MCP Security Considerations for Enterprise AI
Security patterns for Model Context Protocol deployments — authentication, context boundaries, tool supply chains, and observability.
MCP expands the attack surface
Model Context Protocol connects models to tools and data. That power introduces new risks: over-privileged tools, context leakage, and unvetted server implementations.
Authentication and authorisation
Every MCP server should integrate with enterprise identity:
- Authenticate callers (host, user, service principal)
- Authorise tool invocations with least privilege
- Log tool requests and responses for audit
Context boundary controls
Context is not free-form memory. Define:
- What data can enter a session
- Retention and redaction rules
- Separation between untrusted user content and system instructions
Supply chain hygiene
Treat MCP servers like application dependencies: version pinning, code review, vulnerability scanning, and deployment isolation.
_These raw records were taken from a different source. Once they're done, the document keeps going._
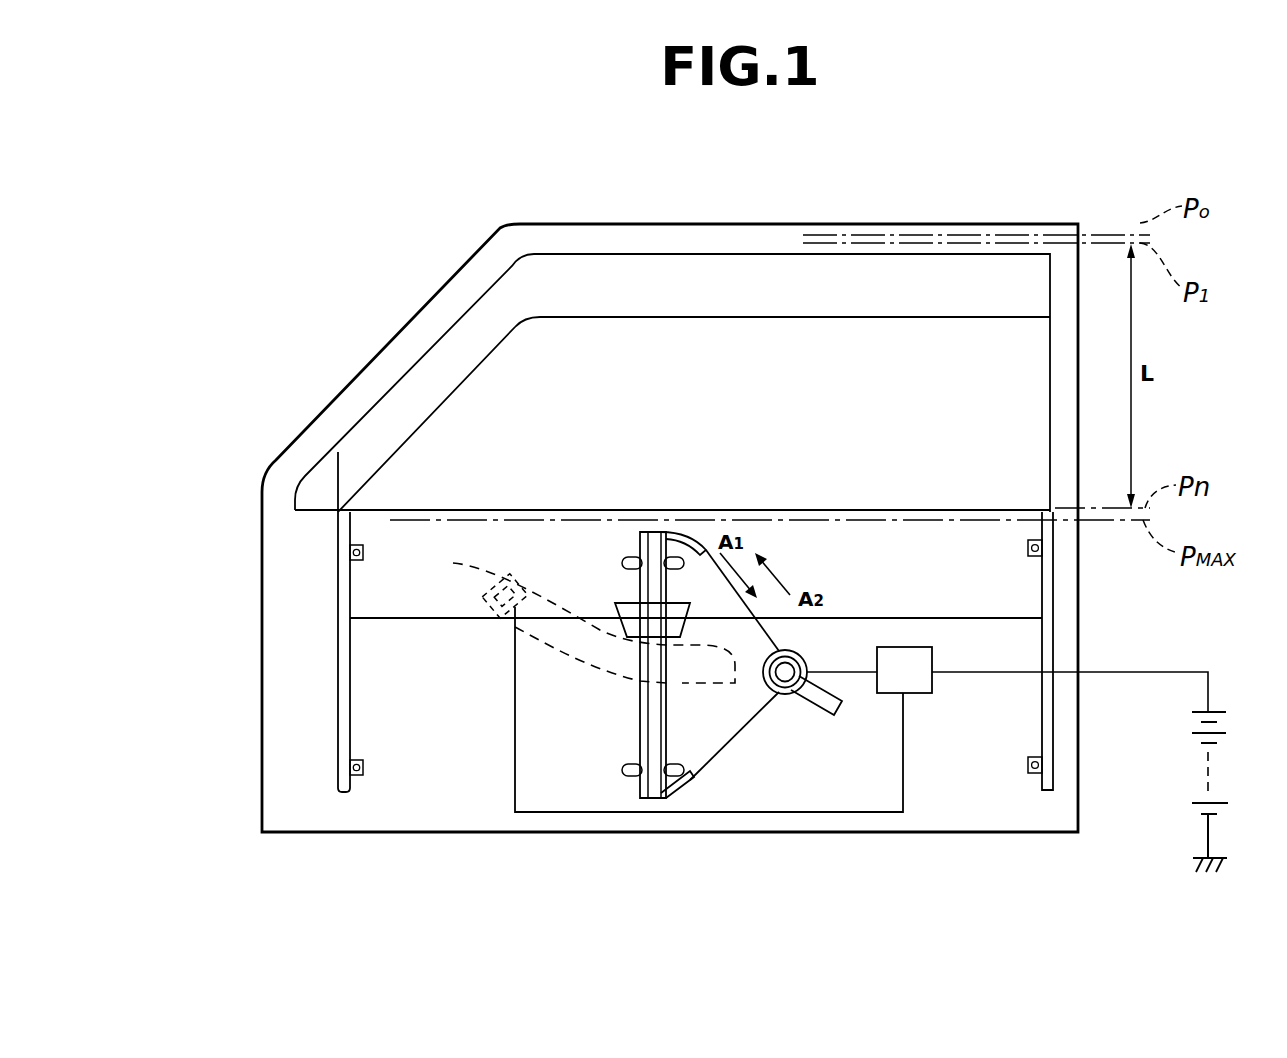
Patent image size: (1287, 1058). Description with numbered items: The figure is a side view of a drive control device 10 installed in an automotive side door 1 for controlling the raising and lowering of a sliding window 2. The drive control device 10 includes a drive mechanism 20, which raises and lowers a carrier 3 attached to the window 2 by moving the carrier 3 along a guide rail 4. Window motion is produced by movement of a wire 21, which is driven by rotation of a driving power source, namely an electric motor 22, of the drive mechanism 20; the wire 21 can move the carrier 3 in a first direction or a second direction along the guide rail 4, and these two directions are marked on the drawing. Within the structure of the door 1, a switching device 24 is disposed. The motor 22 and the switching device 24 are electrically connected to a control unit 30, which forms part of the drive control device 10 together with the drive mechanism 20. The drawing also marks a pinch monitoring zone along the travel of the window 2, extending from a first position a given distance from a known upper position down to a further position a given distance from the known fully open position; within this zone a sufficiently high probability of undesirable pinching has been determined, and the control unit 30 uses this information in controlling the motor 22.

The automotive side door 1 is at (285, 660).
The sliding window 2 is at (513, 358).
The carrier 3 is at (628, 604).
The guide rail 4 is at (640, 738).
The drive control device 10 is at (983, 576).
The drive mechanism 20 is at (810, 651).
The wire 21 is at (727, 750).
The driving power source (electric motor) 22 is at (822, 702).
The switching device 24 is at (572, 615).
The control unit 30 is at (916, 643).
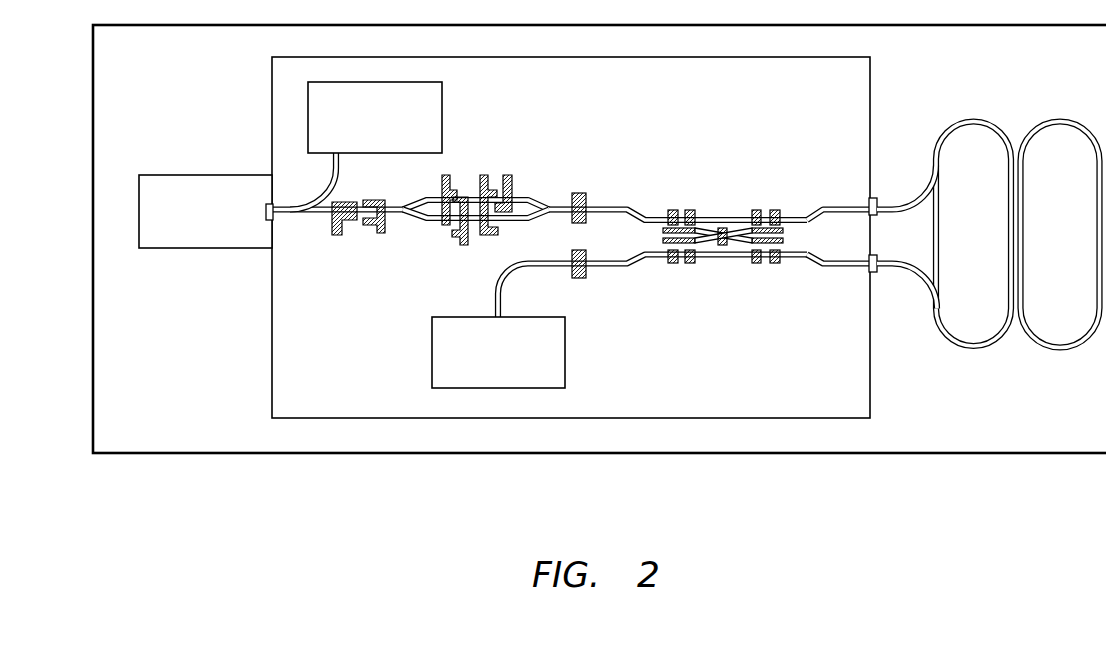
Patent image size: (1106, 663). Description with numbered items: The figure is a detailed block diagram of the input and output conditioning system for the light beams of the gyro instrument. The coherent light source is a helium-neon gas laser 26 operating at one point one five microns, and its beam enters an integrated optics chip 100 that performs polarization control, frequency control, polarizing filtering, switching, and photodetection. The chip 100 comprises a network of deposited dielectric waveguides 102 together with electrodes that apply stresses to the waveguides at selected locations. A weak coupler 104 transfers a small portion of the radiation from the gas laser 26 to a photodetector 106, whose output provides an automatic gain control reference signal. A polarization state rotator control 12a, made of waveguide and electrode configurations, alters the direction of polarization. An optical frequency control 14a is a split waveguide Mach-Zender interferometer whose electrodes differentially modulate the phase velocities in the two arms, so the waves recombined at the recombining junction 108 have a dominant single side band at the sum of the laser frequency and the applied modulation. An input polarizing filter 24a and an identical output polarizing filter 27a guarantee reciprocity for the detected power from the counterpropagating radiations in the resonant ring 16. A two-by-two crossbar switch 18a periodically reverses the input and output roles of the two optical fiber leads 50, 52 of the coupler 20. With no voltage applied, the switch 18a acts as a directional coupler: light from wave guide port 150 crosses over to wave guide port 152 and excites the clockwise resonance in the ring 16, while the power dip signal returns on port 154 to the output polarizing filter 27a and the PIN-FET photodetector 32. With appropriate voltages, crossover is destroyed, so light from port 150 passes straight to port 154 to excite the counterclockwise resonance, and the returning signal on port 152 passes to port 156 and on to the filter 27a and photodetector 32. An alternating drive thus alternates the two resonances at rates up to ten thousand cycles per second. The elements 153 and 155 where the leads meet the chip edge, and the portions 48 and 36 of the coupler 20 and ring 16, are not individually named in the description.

The integrated optics chip 100 is at (614, 414).
The gas laser 26 is at (178, 249).
The deposited dielectric waveguides 102 is at (268, 210).
The weak coupler 104 is at (303, 206).
The photodetector 106 is at (443, 90).
The polarization state rotator control 12a is at (356, 233).
The optical frequency control 14a is at (474, 158).
The recombining junction 108 is at (552, 200).
The input polarizing filter 24a is at (588, 196).
The output polarizing filter 27a is at (580, 279).
The PIN-FET photodetector 32 is at (565, 334).
The wave guide port 150 is at (652, 214).
The wave guide port 152 is at (804, 258).
The wave guide port 154 is at (800, 218).
The wave guide port 156 is at (645, 257).
The crossbar switch 18a is at (728, 200).
The upper waveguide connector 153 is at (903, 170).
The lower waveguide connector 155 is at (878, 273).
The coupler 20 is at (944, 216).
The coupler loop upper portion 48 is at (966, 120).
The optical fiber lead 50 is at (938, 292).
The optical fiber lead 52 is at (929, 170).
The resonant ring 16 is at (1060, 217).
The resonant ring fiber 36 is at (1062, 120).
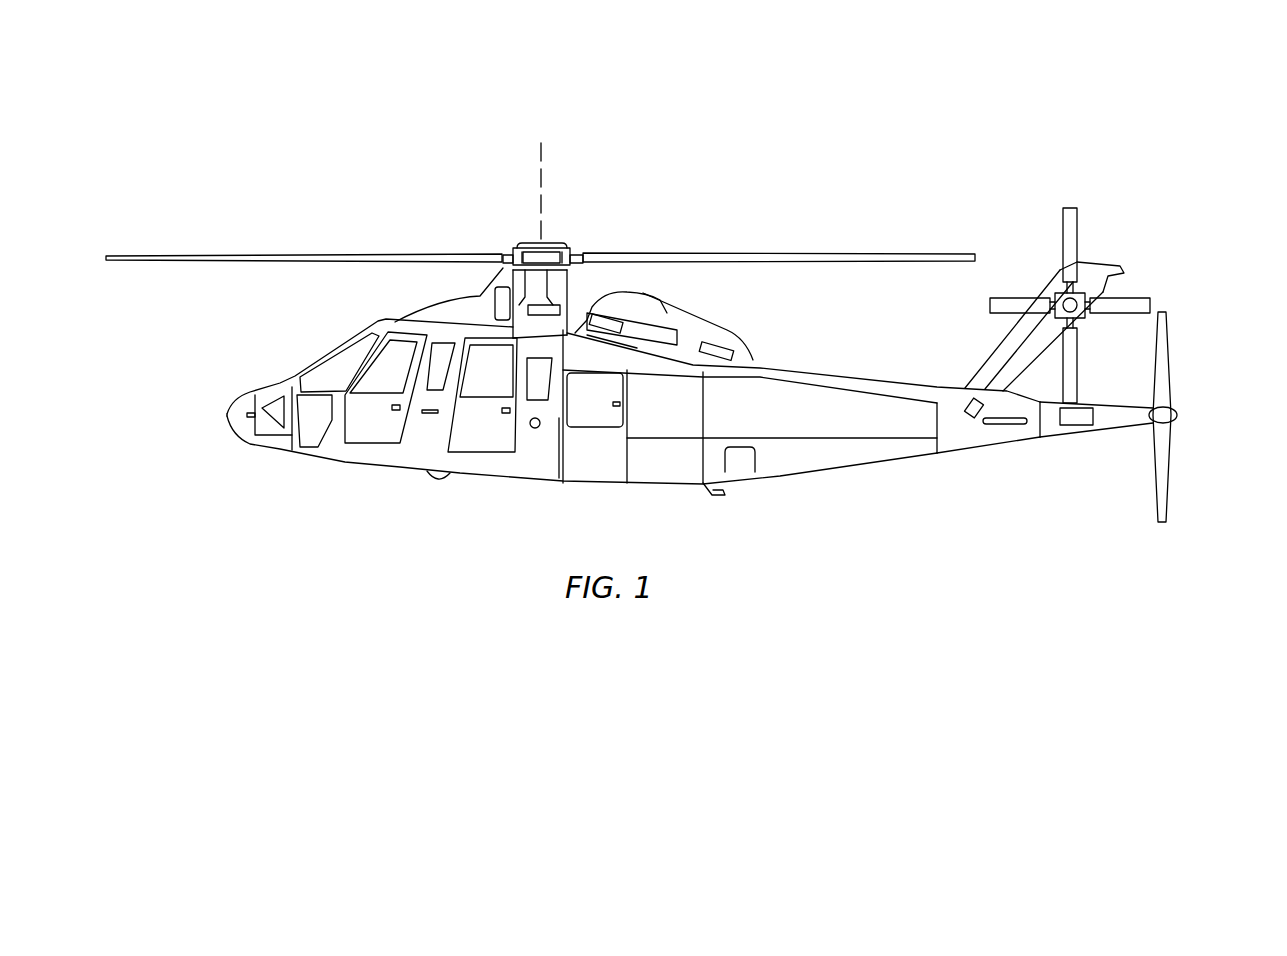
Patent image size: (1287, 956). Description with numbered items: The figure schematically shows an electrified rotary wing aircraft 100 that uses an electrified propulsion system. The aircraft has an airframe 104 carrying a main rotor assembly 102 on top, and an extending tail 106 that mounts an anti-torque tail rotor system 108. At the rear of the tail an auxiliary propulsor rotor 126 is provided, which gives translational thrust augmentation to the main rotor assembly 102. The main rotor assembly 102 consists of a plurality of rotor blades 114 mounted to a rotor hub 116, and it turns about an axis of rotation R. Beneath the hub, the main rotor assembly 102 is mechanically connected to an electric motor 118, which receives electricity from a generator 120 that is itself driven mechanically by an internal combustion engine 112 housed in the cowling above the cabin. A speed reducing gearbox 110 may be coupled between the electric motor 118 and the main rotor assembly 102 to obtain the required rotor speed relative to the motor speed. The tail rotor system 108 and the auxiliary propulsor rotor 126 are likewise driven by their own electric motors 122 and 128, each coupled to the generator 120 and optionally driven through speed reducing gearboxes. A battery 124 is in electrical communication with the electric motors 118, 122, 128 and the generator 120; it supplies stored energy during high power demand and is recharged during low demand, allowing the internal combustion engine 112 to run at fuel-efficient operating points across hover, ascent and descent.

The electrified rotary wing aircraft 100 is at (633, 150).
The main rotor assembly 102 is at (530, 243).
The airframe 104 is at (355, 450).
The extending tail 106 is at (893, 452).
The tail rotor system 108 is at (1087, 228).
The speed reducing gearbox 110 is at (493, 294).
The internal combustion engine 112 is at (663, 302).
The rotor blades 114 is at (693, 253).
The rotor hub 116 is at (555, 240).
The electric motor 118 is at (535, 306).
The generator 120 is at (612, 322).
The electric motor 122 is at (1080, 287).
The battery 124 is at (728, 348).
The auxiliary propulsor rotor 126 is at (1175, 487).
The electric motor 128 is at (1080, 425).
# Example: restrict network egress from MCP runtime
mcp-server start --bind 127.0.0.1 --egress-deny-allObservability requirements
Security teams need visibility into tool usage, failures, and anomalies — not only model outputs. Centralise logs and correlate with identity and workload identifiers.
Governance at scale
Catalogue approved MCP servers, document data classifications, and require security review before production promotion — the same discipline applied to APIs and microservices.